Rates of Oxygen Exchange between the [H_xNb₆O₁₉]^8-x_(aq) Lindqvist Ion and Aqueous Solutions

Oxygen-isotope-exchange rates were measured between sites in the Lindqvist-type [H_xNb₆O₁₉]^8-x_(aq) polyoxoanion and aqueous solution as a function of pH and temperature. The ion has a central μ₆-O that is inert to exchange, 12 μ₂-O(H), and 6 η-O. The potassium salt of this ion is recrystallized in ¹⁷O-enriched water to ¹⁷O-label the anion, which is then redissolved into isotopically normal water so that the ¹⁷O NMR signals from structural oxygens can be followed as a function of time.
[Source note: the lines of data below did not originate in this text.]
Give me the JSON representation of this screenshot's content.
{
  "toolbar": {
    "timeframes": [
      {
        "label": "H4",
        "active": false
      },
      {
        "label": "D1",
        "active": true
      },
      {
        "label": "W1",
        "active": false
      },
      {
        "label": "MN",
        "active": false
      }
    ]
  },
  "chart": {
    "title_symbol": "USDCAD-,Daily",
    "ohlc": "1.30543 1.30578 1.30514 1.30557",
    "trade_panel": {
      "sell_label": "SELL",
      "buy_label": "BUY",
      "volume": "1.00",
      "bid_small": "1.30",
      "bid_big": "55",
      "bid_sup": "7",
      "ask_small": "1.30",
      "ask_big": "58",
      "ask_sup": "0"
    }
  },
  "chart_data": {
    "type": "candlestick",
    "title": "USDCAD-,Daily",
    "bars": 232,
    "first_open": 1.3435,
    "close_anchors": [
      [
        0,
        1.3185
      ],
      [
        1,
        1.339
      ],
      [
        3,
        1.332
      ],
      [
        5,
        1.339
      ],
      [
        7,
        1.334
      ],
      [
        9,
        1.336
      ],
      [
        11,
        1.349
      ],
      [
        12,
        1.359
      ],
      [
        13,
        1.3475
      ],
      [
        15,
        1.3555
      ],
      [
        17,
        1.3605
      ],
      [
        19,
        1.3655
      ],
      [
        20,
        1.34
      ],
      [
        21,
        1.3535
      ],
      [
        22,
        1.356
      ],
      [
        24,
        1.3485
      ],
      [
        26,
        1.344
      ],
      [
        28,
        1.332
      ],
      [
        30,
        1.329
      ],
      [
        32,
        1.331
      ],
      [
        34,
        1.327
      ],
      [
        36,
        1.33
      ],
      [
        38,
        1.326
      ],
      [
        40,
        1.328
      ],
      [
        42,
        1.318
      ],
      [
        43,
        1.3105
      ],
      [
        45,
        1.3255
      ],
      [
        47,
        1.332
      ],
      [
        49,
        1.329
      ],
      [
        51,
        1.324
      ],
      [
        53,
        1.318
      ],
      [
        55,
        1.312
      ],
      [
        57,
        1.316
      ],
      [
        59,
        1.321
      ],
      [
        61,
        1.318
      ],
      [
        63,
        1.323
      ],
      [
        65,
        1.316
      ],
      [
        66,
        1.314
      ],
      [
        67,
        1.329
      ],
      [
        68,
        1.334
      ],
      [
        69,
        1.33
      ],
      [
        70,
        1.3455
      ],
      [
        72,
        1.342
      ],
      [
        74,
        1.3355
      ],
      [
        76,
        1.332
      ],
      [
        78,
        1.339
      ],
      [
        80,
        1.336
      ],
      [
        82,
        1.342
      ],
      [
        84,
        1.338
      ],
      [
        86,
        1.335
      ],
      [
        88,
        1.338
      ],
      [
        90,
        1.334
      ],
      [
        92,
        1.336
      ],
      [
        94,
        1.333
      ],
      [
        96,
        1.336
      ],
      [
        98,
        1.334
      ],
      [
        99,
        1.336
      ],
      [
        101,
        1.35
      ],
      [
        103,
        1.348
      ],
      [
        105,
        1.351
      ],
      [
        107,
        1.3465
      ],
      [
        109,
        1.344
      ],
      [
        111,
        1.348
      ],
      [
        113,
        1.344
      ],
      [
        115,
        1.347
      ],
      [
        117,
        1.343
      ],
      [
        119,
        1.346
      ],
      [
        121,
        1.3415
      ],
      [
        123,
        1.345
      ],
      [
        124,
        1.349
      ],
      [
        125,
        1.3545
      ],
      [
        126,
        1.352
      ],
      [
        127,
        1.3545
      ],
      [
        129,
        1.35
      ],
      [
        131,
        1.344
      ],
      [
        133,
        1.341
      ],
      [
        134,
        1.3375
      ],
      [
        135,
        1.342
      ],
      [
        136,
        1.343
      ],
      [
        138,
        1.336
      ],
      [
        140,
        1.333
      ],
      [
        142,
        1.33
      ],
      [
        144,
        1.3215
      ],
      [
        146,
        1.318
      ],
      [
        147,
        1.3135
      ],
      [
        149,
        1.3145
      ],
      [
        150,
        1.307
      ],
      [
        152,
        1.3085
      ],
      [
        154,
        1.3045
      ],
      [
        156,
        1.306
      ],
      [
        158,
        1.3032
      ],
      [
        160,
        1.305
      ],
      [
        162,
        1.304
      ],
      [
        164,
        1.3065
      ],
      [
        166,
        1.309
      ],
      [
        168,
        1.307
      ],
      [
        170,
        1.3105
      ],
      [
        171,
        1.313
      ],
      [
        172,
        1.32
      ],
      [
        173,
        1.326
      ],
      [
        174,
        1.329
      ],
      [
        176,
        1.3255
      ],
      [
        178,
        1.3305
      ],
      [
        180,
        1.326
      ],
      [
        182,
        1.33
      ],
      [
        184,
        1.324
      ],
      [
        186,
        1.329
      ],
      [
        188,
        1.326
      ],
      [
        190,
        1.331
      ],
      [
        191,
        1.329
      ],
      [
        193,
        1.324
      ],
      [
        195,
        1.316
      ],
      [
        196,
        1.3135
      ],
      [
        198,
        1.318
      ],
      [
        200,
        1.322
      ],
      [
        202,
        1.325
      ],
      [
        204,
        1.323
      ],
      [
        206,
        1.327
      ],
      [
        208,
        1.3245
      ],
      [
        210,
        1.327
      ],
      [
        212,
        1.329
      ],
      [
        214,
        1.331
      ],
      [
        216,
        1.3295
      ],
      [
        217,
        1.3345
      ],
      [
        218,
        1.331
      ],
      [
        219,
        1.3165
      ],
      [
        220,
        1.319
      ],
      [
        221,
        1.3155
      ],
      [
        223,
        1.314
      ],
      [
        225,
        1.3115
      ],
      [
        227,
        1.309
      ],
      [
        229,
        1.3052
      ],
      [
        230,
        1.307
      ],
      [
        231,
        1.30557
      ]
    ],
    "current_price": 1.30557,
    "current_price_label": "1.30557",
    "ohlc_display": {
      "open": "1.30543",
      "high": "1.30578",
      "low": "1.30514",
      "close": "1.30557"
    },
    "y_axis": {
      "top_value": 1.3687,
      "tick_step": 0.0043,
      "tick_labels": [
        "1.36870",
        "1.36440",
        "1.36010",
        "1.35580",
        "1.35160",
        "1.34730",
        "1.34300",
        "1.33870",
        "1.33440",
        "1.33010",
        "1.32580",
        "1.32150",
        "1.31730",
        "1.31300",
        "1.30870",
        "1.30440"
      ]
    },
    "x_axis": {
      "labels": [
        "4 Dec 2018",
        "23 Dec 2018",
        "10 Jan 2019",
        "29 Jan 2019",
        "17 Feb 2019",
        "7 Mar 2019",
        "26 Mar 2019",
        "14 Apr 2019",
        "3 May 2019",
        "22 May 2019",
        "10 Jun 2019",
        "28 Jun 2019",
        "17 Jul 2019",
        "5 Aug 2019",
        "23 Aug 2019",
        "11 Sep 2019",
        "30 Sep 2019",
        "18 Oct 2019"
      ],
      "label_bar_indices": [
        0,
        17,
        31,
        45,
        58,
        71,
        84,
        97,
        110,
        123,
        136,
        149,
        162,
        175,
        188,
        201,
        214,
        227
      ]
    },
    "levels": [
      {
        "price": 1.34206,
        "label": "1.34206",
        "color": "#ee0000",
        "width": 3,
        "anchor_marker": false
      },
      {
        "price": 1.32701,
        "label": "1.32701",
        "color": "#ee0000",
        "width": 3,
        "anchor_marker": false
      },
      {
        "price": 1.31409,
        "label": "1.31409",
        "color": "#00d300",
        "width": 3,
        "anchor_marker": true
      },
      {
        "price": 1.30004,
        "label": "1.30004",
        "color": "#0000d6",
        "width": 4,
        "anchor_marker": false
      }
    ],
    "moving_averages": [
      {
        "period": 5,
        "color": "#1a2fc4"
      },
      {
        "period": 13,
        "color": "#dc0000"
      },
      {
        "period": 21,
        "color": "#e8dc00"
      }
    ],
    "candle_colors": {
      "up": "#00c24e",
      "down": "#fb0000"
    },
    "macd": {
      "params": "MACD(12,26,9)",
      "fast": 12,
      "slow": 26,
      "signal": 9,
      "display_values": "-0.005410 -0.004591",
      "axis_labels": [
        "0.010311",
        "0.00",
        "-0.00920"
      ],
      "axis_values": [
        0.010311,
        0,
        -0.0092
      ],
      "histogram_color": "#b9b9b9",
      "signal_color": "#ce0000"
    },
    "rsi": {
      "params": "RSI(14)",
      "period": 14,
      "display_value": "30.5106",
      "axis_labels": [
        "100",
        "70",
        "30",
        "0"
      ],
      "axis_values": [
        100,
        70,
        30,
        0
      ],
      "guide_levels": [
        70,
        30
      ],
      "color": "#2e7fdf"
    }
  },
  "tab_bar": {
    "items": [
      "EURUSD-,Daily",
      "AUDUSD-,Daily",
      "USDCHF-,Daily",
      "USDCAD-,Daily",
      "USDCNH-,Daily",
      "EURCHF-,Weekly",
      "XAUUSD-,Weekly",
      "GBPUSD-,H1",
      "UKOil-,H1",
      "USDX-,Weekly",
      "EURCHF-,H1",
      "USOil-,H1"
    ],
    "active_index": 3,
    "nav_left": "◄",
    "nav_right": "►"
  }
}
Because the central μ₆-O retains its ¹⁷O signal throughout the experiments, it is clear that the polyoxoanion remains intact during isotopic equilibration of the other structural oxygens. At pH conditions where the [HNb₆O₁₉]^7- ion predominates, the μ₂-O(H) sites isotopically exchange with solution about an order of magnitude more rapidly than the η-O sites. Yet, we observe that the terminal and bridging oxo sites react at nearly the same rates when the ion is coordinated to 2−3 protons and possibly when it is unprotonated. On the basis of molecular models and experimental kinetic data, we propose metastable polymorphs of the hexaniobate structure where four of the μ₂-O(H) and η-O sites are temporarily equivalent and bonded to a coordinatively unsaturated Nb(V). This hypothesized intermediate allows facile access to bulk water molecules for exchange but cannot fully explain the kinetic results and additional experiments on other Lindvist ions are required.